Existe, porém, um terceiro ‘tipo’ de literatura do Holocausto, cujo maior representante (em minha opinião) é o caxúbio Günter Grass.

Grass- galardeado com o Nobel de Literatura em 1999- não sofreu durante a Guerra: ele era apenas um jovem membro das SS. Apesar de- até onde se sabe- não ter participado diretamente do genocídio, sua herança é a culpa.

Não é a toa que ele é considerado a ‘consciência histórica alemã’ (apesar de ser caxúbio, Grass sempre escreveu em alemão). Em livros como ‘O Tambor’, ele retrata a loucura da Guerra, a loucura do ódio e da lógica perversa que foi seguida- quase que cegamente- pelo povo alemão.

‘O Tambor’ é, certamente, uma de suas obras primas.
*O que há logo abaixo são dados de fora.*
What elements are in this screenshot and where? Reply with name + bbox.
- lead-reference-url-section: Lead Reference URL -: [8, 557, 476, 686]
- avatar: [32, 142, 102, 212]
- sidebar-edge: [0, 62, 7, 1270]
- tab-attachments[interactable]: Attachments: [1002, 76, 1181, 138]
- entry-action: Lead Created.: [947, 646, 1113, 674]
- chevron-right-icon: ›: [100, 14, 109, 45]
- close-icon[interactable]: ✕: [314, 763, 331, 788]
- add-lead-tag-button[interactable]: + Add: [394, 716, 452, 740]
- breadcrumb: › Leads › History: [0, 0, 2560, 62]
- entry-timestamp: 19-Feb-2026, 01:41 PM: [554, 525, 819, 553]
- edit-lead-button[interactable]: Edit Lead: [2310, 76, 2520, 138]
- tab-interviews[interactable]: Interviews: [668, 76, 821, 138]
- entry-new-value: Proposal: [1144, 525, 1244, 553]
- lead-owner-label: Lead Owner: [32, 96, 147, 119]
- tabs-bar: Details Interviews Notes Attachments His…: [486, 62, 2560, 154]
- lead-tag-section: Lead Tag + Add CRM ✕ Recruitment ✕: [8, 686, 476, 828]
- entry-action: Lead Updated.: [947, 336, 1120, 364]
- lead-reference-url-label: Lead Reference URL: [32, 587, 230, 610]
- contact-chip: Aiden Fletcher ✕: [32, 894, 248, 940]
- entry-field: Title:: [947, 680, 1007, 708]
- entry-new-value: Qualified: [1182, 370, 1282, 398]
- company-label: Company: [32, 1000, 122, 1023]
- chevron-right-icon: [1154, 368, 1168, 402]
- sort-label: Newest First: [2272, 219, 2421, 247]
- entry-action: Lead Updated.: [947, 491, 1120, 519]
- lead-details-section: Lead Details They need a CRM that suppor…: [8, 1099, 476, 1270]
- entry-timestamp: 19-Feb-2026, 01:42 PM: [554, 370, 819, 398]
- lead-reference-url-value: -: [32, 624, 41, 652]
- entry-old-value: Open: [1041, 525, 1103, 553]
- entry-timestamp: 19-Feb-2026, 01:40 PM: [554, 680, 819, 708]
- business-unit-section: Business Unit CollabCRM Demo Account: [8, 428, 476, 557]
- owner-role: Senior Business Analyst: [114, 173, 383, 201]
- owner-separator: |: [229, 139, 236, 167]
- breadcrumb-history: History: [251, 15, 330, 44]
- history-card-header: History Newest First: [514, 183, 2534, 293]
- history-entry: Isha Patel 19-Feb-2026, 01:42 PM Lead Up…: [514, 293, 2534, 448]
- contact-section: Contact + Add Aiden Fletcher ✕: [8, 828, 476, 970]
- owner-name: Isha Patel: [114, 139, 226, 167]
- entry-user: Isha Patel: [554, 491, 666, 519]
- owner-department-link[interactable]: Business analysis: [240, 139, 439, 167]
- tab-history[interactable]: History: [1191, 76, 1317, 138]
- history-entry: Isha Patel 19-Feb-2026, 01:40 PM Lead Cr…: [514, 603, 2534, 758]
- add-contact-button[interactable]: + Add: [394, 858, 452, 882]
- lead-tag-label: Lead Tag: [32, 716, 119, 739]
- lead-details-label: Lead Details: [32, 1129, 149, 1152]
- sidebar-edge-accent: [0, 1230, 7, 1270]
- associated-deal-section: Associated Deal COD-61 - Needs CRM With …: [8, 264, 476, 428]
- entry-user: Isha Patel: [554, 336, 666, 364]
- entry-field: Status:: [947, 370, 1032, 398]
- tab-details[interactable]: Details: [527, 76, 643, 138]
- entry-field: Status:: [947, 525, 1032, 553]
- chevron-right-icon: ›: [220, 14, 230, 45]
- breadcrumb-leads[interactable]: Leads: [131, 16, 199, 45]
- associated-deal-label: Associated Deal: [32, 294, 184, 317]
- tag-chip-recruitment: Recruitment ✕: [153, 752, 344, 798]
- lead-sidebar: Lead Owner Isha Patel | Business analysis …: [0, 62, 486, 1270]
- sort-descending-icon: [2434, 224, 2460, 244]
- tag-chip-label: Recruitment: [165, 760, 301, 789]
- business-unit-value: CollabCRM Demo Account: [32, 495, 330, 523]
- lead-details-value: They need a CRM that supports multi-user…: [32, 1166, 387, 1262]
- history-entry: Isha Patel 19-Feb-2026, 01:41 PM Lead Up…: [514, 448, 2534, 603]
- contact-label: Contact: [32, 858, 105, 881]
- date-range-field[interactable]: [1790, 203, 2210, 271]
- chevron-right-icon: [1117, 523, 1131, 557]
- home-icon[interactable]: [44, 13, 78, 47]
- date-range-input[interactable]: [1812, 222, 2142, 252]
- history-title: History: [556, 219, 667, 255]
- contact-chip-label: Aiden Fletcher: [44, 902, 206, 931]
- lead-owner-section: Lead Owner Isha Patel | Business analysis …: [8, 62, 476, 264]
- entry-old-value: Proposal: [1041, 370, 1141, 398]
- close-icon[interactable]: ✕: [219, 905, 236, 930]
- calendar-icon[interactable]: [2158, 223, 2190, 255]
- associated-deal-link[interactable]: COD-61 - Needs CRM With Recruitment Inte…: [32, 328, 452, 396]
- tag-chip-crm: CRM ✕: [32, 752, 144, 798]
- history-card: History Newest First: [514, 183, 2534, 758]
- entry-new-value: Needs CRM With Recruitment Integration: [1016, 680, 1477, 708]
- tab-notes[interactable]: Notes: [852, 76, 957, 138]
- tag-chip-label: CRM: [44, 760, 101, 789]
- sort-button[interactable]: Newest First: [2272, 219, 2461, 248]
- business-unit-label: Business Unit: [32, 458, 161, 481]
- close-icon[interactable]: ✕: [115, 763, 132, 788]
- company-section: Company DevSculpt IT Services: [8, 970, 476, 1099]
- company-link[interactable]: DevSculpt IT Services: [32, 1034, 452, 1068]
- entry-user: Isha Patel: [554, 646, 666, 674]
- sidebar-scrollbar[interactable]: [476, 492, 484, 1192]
Mas, talvez, uma de suas obras que- no que toca o holocausto- seja mais emblemática seja ‘Passos de Caranguejo’. Nesse livro- um de seus mais curtos- Grass conta a história de um jovem neonazista que assassina um judeu- que conhecera na internet e com o qual combinara de se encontrar.

Não é só o arrependimento de Grass que permeia seu livro. Sua voz junta-se a de todos os outros escritores que tocaram o tema, parafraseando o que o monumento erigido em Birkenau, em homenagem aos que morreram lá e em toda a barbárie do Holocausto, servindo como ‘um grito de desespero e advertência para a humanidade’.